Tuesday, September 29, 2009

Life update

It's been a while since any of us have posted anything here - would really like to get these blog posts going again and get some new people on here sharing their life stories and their battles / successes with Crohn's. If you're interested - email me.

My life over the summer has been pretty crazy. For those of you who keep up with me, you know I'm pretty OCD with my running and I this year I started competing in triathlons. Got 2 triathlons under my belt & was training pretty steady for running a full marathon this fall... Then the wheels fell off...

Not literally off my bike... but I ended up with a stress fracture in my left shin. What does than mean to a runner - NO RUNNING for 12 weeks!! So I have not run since the first of July, until today. The doctor has now cleared me to run and I was able to get out and run 1 mile today. Thank Heaven for the small things in life.

Have to wonder in the back of my mind if the stress fracture might somehow be tied to Crohn's and the lack of nutrition that our bodies get and keep inside. I was not training hard and was not increasing my mileage severely - I guess anything could happen and cause a stress fracture, but have to wonder what role Crohn's played. Probably will never get the true answer this side of Heaven.

Still taking Humira on a regular basis - 1 shot every two weeks. I take Pentasa, but have the biggest struggle trying to remember to take it 4 times a day. When I take it I can tell that I feel better, but dangit - why can't they just make it one pill a day. We Crohn's patients do try to have a life - & trying to fit those pills every 4 hours into a schedule is tough. Should be that tough, but it is...

Hope you guys / gals are doing ok out there & we'll chat again soon.

Tuesday, June 16, 2009

Why I Run

I often get asked why I run? Why would I put my body through the training to be able to do triahlons and marathons and ultimately IronMan. Why would anyone put themselves though this? Why would you give the most precious commodity the we all have in our lives - time. Why would you want to give when Crohn's, the disease racking your body every day, only wants to take.

Put simply I run because I can. I say that not out of any type of arrogance but out of the knowledge that there was a time in my life that I was bedridden and simply struggled with the basics of life - and the unfortunate knowledge that I may one day return to that state. So here I am, Carpe Diem & running because, and while, I can.

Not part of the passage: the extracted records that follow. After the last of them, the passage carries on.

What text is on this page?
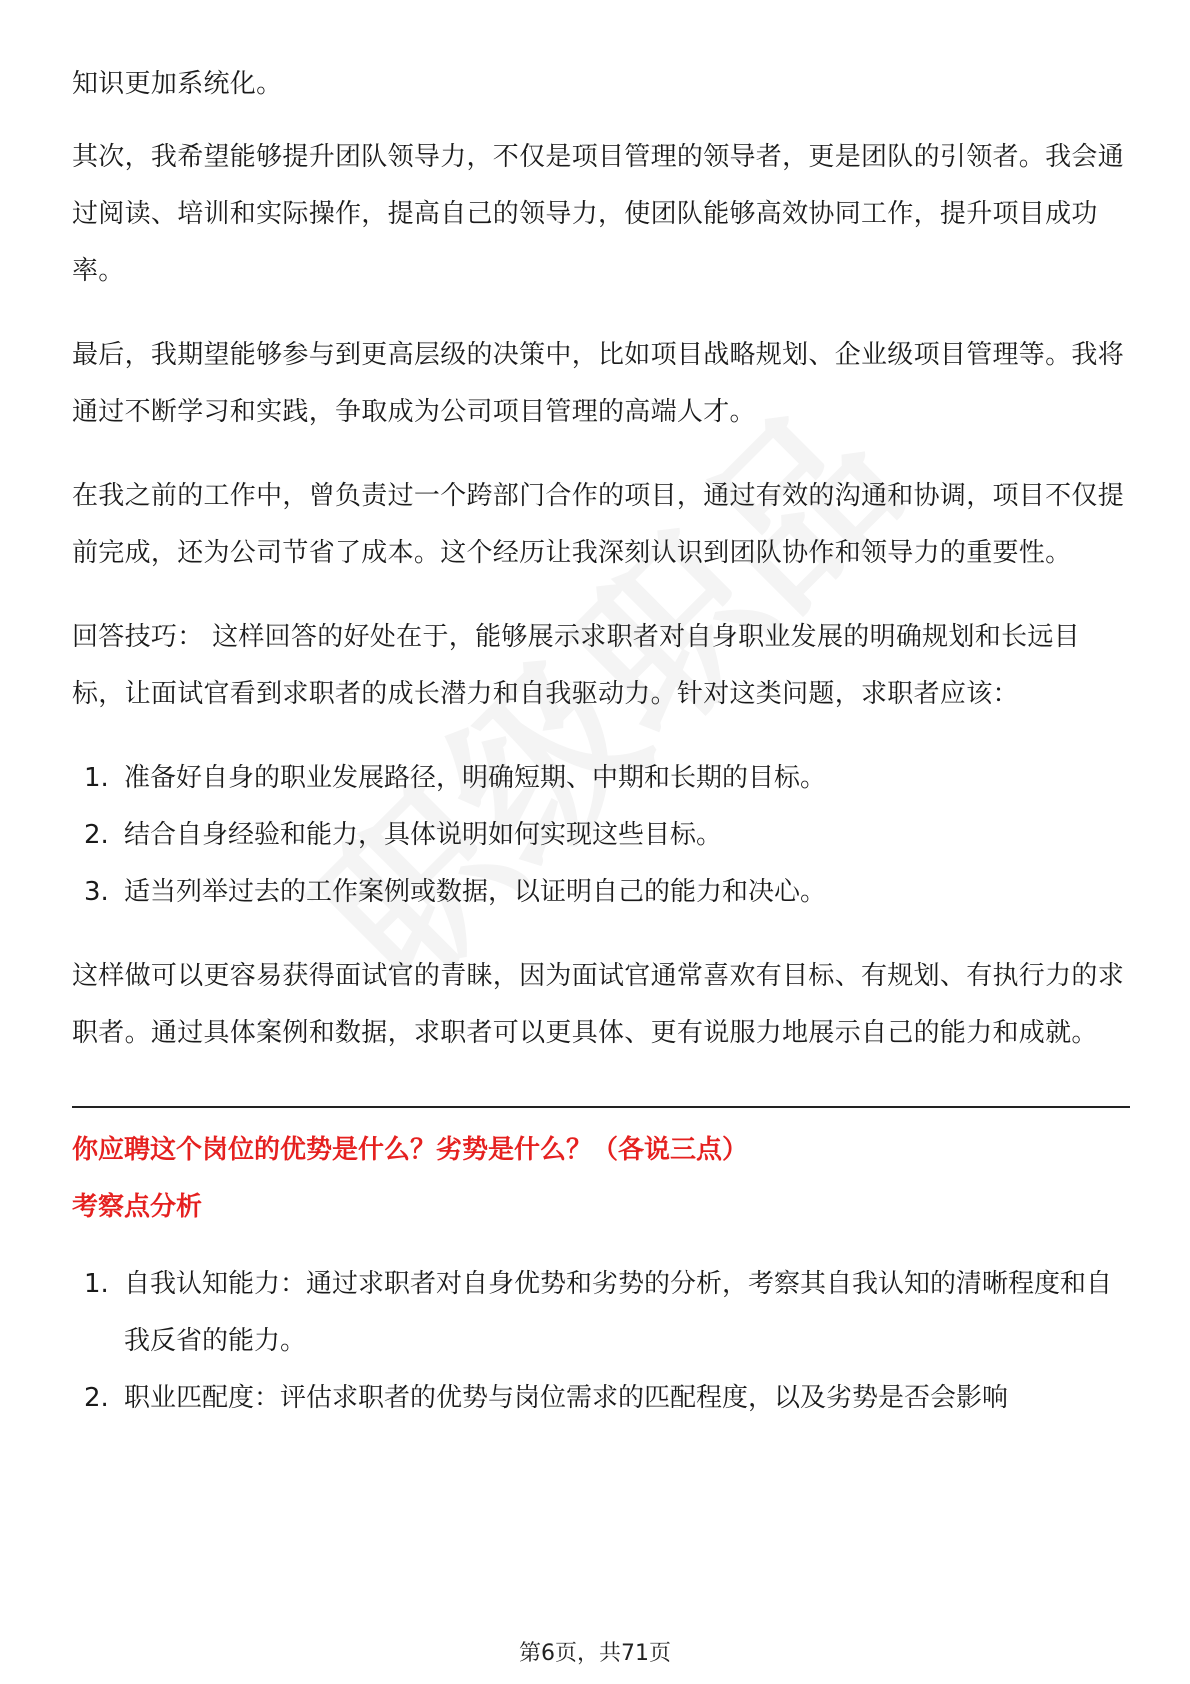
知识更加系统化。

其次，我希望能够提升团队领导力，不仅是项目管理的领导者，更是团队的引领者。我会通过阅读、培训和实际操作，提高自己的领导力，使团队能够高效协同工作，提升项目成功率。

最后，我期望能够参与到更高层级的决策中，比如项目战略规划、企业级项目管理等。我将通过不断学习和实践，争取成为公司项目管理的高端人才。

在我之前的工作中，曾负责过一个跨部门合作的项目，通过有效的沟通和协调，项目不仅提前完成，还为公司节省了成本。这个经历让我深刻认识到团队协作和领导力的重要性。

回答技巧： 这样回答的好处在于，能够展示求职者对自身职业发展的明确规划和长远目标，让面试官看到求职者的成长潜力和自我驱动力。针对这类问题，求职者应该：

1. 准备好自身的职业发展路径，明确短期、中期和长期的目标。
2. 结合自身经验和能力，具体说明如何实现这些目标。
3. 适当列举过去的工作案例或数据，以证明自己的能力和决心。

这样做可以更容易获得面试官的青睐，因为面试官通常喜欢有目标、有规划、有执行力的求职者。通过具体案例和数据，求职者可以更具体、更有说服力地展示自己的能力和成就。

你应聘这个岗位的优势是什么？劣势是什么？（各说三点）

考察点分析

1. 自我认知能力：通过求职者对自身优势和劣势的分析，考察其自我认知的清晰程度和自我反省的能力。
2. 职业匹配度：评估求职者的优势与岗位需求的匹配程度，以及劣势是否会影响
第6页，共71页
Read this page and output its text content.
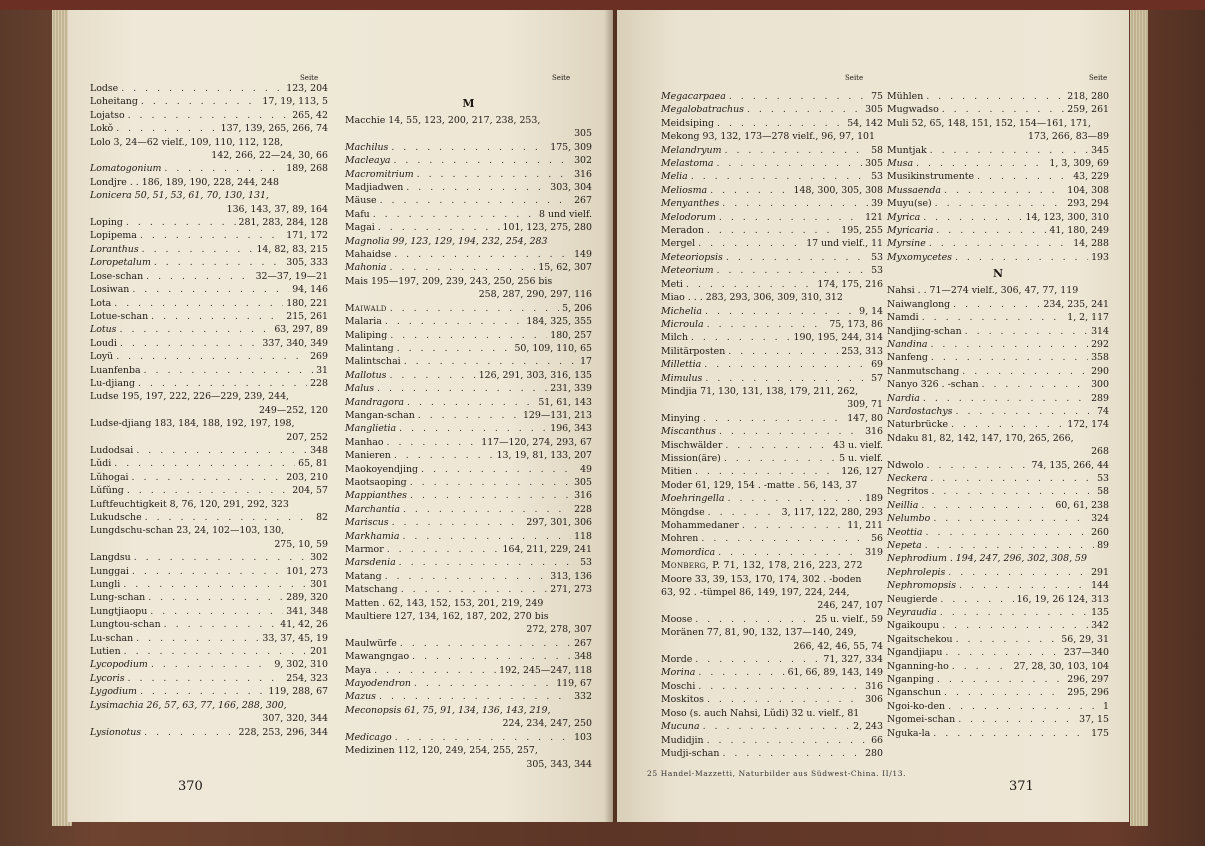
Seite	Seite
Lodse . . .	123, 204
Loheitang . . .	17, 19, 113, 5
Lojatso . . .	265, 42
Lokŏ . . .	137, 139, 265, 266, 74
Lolo 3, 24—62 vielf., 109, 110, 112, 128,
142, 266, 22—24, 30, 66
Lomatogonium . . .	189, 268
Londjre . . 186, 189, 190, 228, 244, 248
Lonicera 50, 51, 53, 61, 70, 130, 131,
136, 143, 37, 89, 164
Loping . . .	281, 283, 284, 128
Lopipema . . .	171, 172
Loranthus . . .	14, 82, 83, 215
Loropetalum . . .	305, 333
Lose-schan . . .	32—37, 19—21
Losiwan . . .	94, 146
Lota . . .	180, 221
Lotue-schan . . .	215, 261
Lotus . . .	63, 297, 89
Loudi . . .	337, 340, 349
Loyü . . .	269
Luanfenba . . .	31
Lu-djiang . . .	228
Ludse 195, 197, 222, 226—229, 239, 244,
249—252, 120
Ludse-djiang 183, 184, 188, 192, 197, 198,
207, 252
Ludodsai . . .	348
Lŭdi . . .	65, 81
Lŭhogai . . .	203, 210
Lŭfŭng . . .	204, 57
Luftfeuchtigkeit 8, 76, 120, 291, 292, 323
Lukudsche . . .	82
Lungdschu-schan 23, 24, 102—103, 130,
275, 10, 59
Langdsu . . .	302
Lunggai . . .	101, 273
Lungli . . .	301
Lung-schan . . .	289, 320
Lungtjiaopu . . .	341, 348
Lungtou-schan . . .	41, 42, 26
Lu-schan . . .	33, 37, 45, 19
Lutien . . .	201
Lycopodium . . .	9, 302, 310
Lycoris . . .	254, 323
Lygodium . . .	119, 288, 67
Lysimachia 26, 57, 63, 77, 166, 288, 300,
307, 320, 344
Lysionotus . . .	228, 253, 296, 344
M
Macchie 14, 55, 123, 200, 217, 238, 253,
305
Machilus . . .	175, 309
Macleaya . . .	302
Macromitrium . . .	316
Madjiadwen . . .	303, 304
Mäuse . . .	267
Mafu . . .	8 und vielf.
Magai . . .	101, 123, 275, 280
Magnolia 99, 123, 129, 194, 232, 254, 283
Mahaidse . . .	149
Mahonia . . .	15, 62, 307
Mais 195—197, 209, 239, 243, 250, 256 bis
258, 287, 290, 297, 116
Maiwald . . .	5, 206
Malaria . . .	184, 325, 355
Maliping . . .	180, 257
Malintang . . .	50, 109, 110, 65
Malintschai . . .	17
Mallotus . . .	126, 291, 303, 316, 135
Malus . . .	231, 339
Mandragora . . .	51, 61, 143
Mangan-schan . . .	129—131, 213
Manglietia . . .	196, 343
Manhao . . .	117—120, 274, 293, 67
Manieren . . .	13, 19, 81, 133, 207
Maokoyendjing . . .	49
Maotsaoping . . .	305
Mappianthes . . .	316
Marchantia . . .	228
Mariscus . . .	297, 301, 306
Markhamia . . .	118
Marmor . . .	164, 211, 229, 241
Marsdenia . . .	53
Matang . . .	313, 136
Matschang . . .	271, 273
Matten . 62, 143, 152, 153, 201, 219, 249
Maultiere 127, 134, 162, 187, 202, 270 bis
272, 278, 307
Maulwürfe . . .	267
Mawangngao . . .	348
Maya . . .	192, 245—247, 118
Mayodendron . . .	119, 67
Mazus . . .	332
Meconopsis 61, 75, 91, 134, 136, 143, 219,
224, 234, 247, 250
Medicago . . .	103
Medizinen 112, 120, 249, 254, 255, 257,
305, 343, 344
370
Seite	Seite
Megacarpaea . . .	75
Megalobatrachus . . .	305
Meidsiping . . .	54, 142
Mekong 93, 132, 173—278 vielf., 96, 97, 101
Melandryum . . .	58
Melastoma . . .	305
Melia . . .	53
Meliosma . . .	148, 300, 305, 308
Menyanthes . . .	39
Melodorum . . .	121
Meradon . . .	195, 255
Mergel . . .	17 und vielf., 11
Meteoriopsis . . .	53
Meteorium . . .	53
Meti . . .	174, 175, 216
Miao . . . 283, 293, 306, 309, 310, 312
Michelia . . .	9, 14
Microula . . .	75, 173, 86
Milch . . .	190, 195, 244, 314
Militärposten . . .	253, 313
Millettia . . .	69
Mimulus . . .	57
Mindjia 71, 130, 131, 138, 179, 211, 262,
309, 71
Minying . . .	147, 80
Miscanthus . . .	316
Mischwälder . . .	43 u. vielf.
Mission(äre) . . .	5 u. vielf.
Mitien . . .	126, 127
Moder 61, 129, 154 . -matte . 56, 143, 37
Moehringella . . .	189
Möngdse . . .	3, 117, 122, 280, 293
Mohammedaner . . .	11, 211
Mohren . . .	56
Momordica . . .	319
Monberg, P. 71, 132, 178, 216, 223, 272
Moore 33, 39, 153, 170, 174, 302 . -boden
63, 92 . -tümpel 86, 149, 197, 224, 244,
246, 247, 107
Moose . . .	25 u. vielf., 59
Moränen 77, 81, 90, 132, 137—140, 249,
266, 42, 46, 55, 74
Morde . . .	71, 327, 334
Morina . . .	61, 66, 89, 143, 149
Moschi . . .	316
Moskitos . . .	306
Moso (s. auch Nahsi, Lŭdi) 32 u. vielf., 81
Mucuna . . .	2, 243
Mudidjin . . .	66
Mudji-schan . . .	280
Mühlen . . .	218, 280
Mugwadso . . .	259, 261
Muli 52, 65, 148, 151, 152, 154—161, 171,
173, 266, 83—89
Muntjak . . .	345
Musa . . .	1, 3, 309, 69
Musikinstrumente . . .	43, 229
Mussaenda . . .	104, 308
Muyu(se) . . .	293, 294
Myrica . . .	14, 123, 300, 310
Myricaria . . .	41, 180, 249
Myrsine . . .	14, 288
Myxomycetes . . .	193
N
Nahsi . . 71—274 vielf., 306, 47, 77, 119
Naiwanglong . . .	234, 235, 241
Namdi . . .	1, 2, 117
Nandjing-schan . . .	314
Nandina . . .	292
Nanfeng . . .	358
Nanmutschang . . .	290
Nanyo 326 . -schan . . .	300
Nardia . . .	289
Nardostachys . . .	74
Naturbrücke . . .	172, 174
Ndaku 81, 82, 142, 147, 170, 265, 266,
268
Ndwolo . . .	74, 135, 266, 44
Neckera . . .	53
Negritos . . .	58
Neillia . . .	60, 61, 238
Nelumbo . . .	324
Neottia . . .	260
Nepeta . . .	89
Nephrodium . 194, 247, 296, 302, 308, 59
Nephrolepis . . .	291
Nephromopsis . . .	144
Neugierde . . .	16, 19, 26 124, 313
Neyraudia . . .	135
Ngaikoupu . . .	342
Ngaitschekou . . .	56, 29, 31
Ngandjiapu . . .	237—340
Nganning-ho . . .	27, 28, 30, 103, 104
Nganping . . .	296, 297
Nganschun . . .	295, 296
Ngoi-ko-den . . .	1
Ngomei-schan . . .	37, 15
Nguka-la . . .	175
25 Handel-Mazzetti, Naturbilder aus Südwest-China. II/13.
371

Those of you who know me, know that I do not wear my Crohn's on my sleeve. I know that it influences my life and my daily decisions, but I refuse to allow it to define who I am. I am not a Crohn's patient who is able to do all of these things - I am a man who does all of these things and manages a medical aspect of his life. It is also fun to talk to people who we have known since we moved to Dacula (3 years ago), who have had some involvement in our lives and then find out "oh by the way, you know I have Crohn's, right?" It just doesn't come up and I refuse to be known as "that guy with Crohn's" - wow, I'm rambling.

But there are times when God opens up the Crohn's door for us to be a support to family and friends who are potentially struggling with this horrible disease. One of those doors has been open recently with some new friends in our Sunday School class.

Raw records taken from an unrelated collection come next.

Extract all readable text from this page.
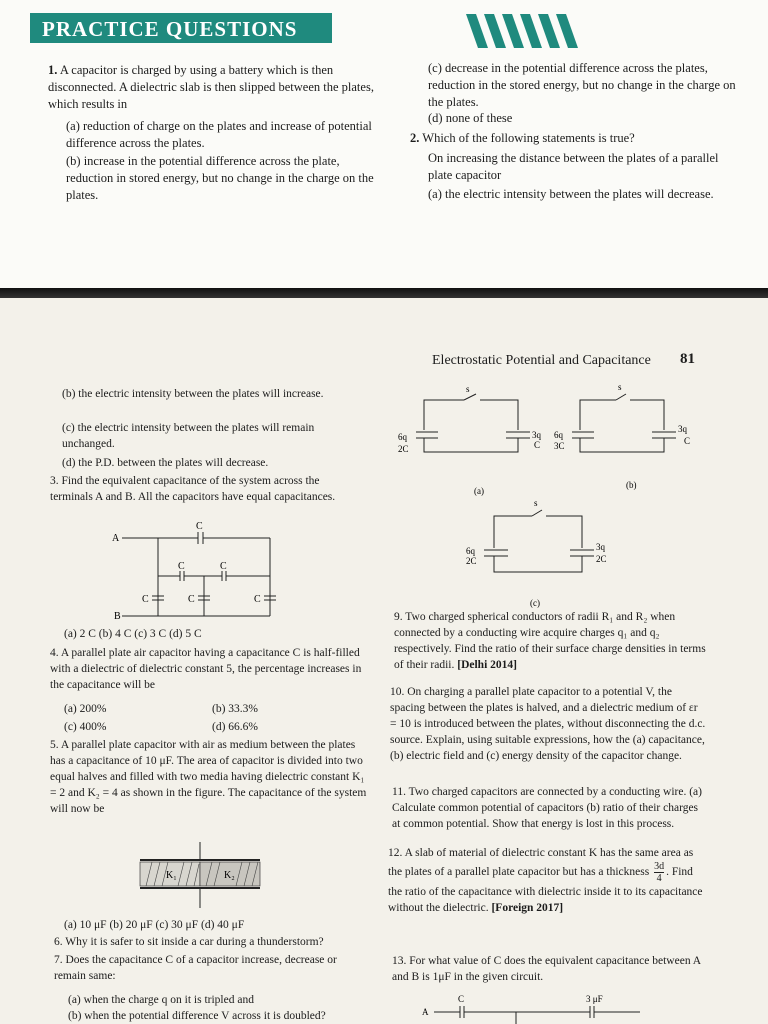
PRACTICE QUESTIONS
1. A capacitor is charged by using a battery which is then disconnected. A dielectric slab is then slipped between the plates, which results in
(a) reduction of charge on the plates and increase of potential difference across the plates.
(b) increase in the potential difference across the plate, reduction in stored energy, but no change in the charge on the plates.
(c) decrease in the potential difference across the plates, reduction in the stored energy, but no change in the charge on the plates.
(d) none of these
2. Which of the following statements is true?
On increasing the distance between the plates of a parallel plate capacitor
(a) the electric intensity between the plates will decrease.
Electrostatic Potential and Capacitance 81
(b) the electric intensity between the plates will increase.
(c) the electric intensity between the plates will remain unchanged.
(d) the P.D. between the plates will decrease.
3. Find the equivalent capacitance of the system across the terminals A and B. All the capacitors have equal capacitances.
A
B
C
C	C
C	C	C
(a) 2 C (b) 4 C (c) 3 C (d) 5 C
4. A parallel plate air capacitor having a capacitance C is half-filled with a dielectric of dielectric constant 5, the percentage increases in the capacitance will be
(a) 200%	(b) 33.3%
(c) 400%	(d) 66.6%
5. A parallel plate capacitor with air as medium between the plates has a capacitance of 10 μF. The area of capacitor is divided into two equal halves and filled with two media having dielectric constant K₁ = 2 and K₂ = 4 as shown in the figure. The capacitance of the system will now be
K₁	K₂
(a) 10 μF (b) 20 μF (c) 30 μF (d) 40 μF
6. Why it is safer to sit inside a car during a thunderstorm?
7. Does the capacitance C of a capacitor increase, decrease or remain same:
(a) when the charge q on it is tripled and
(b) when the potential difference V across it is doubled?
s
6q
2C
3q
C
(a)
s
6q
3C
3q
C
(b)
s
6q
2C
3q
2C
(c)
9. Two charged spherical conductors of radii R₁ and R₂ when connected by a conducting wire acquire charges q₁ and q₂ respectively. Find the ratio of their surface charge densities in terms of their radii. [Delhi 2014]
10. On charging a parallel plate capacitor to a potential V, the spacing between the plates is halved, and a dielectric medium of εr = 10 is introduced between the plates, without disconnecting the d.c. source. Explain, using suitable expressions, how the (a) capacitance, (b) electric field and (c) energy density of the capacitor change.
11. Two charged capacitors are connected by a conducting wire. (a) Calculate common potential of capacitors (b) ratio of their charges at common potential. Show that energy is lost in this process.
12. A slab of material of dielectric constant K has the same area as the plates of a parallel plate capacitor but has a thickness $\frac{3d}{4}$ . Find the ratio of the capacitance with dielectric inside it to its capacitance without the dielectric. [Foreign 2017]
13. For what value of C does the equivalent capacitance between A and B is 1μF in the given circuit.
A
C	3 μF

Their son has been a pretty sick little boy and the docs just can't seem to get a handle on what it is. Any of you with Crohn's or Colitis understand this process. Test after test after test. His next test is tomorrow morning at 6am - the dreaded scopes (need I say more). Please be in prayer for this family and pray that the doctors can find what is going on. Only then can treatment truly begin. The unknown is the hardest part, but there is a possibility that this is Crohn's or Colitis.

I don't know if any of you will be willing to take time to do this tomorrow morning - but I'm going ask. I have been running in the morning and tomorrow, am scheduled to run 4 miles. My commitment is to run these 4 miles in honor of Chase, because I know that tomorrow morning at 6am, he can not run. I feel strongly the need to run for those who can't. Tomorrow is my hill run day - so I will have 4 miles of peaks and valleys of one on one...Me & God time to pray for this little guy. Any of you willing to dedicate your morning run miles tomorrow to Chase and to pray for him while you run.

If you can't run early at his procedure time - then just run anytime during the day. His mom and dad need your prayers all day long, just as much as he does. Pray for their peace.

I pray that God will guide the hands of the doctors to find out what is wrong. I pray with all my heart it is not Crohn's or Colitis - I would wish this disease on my worst enemy. But if it is, Then I pray that God will provide the love and support that this young man and his family need... right now.

Why do I run.... I do it for those who can't.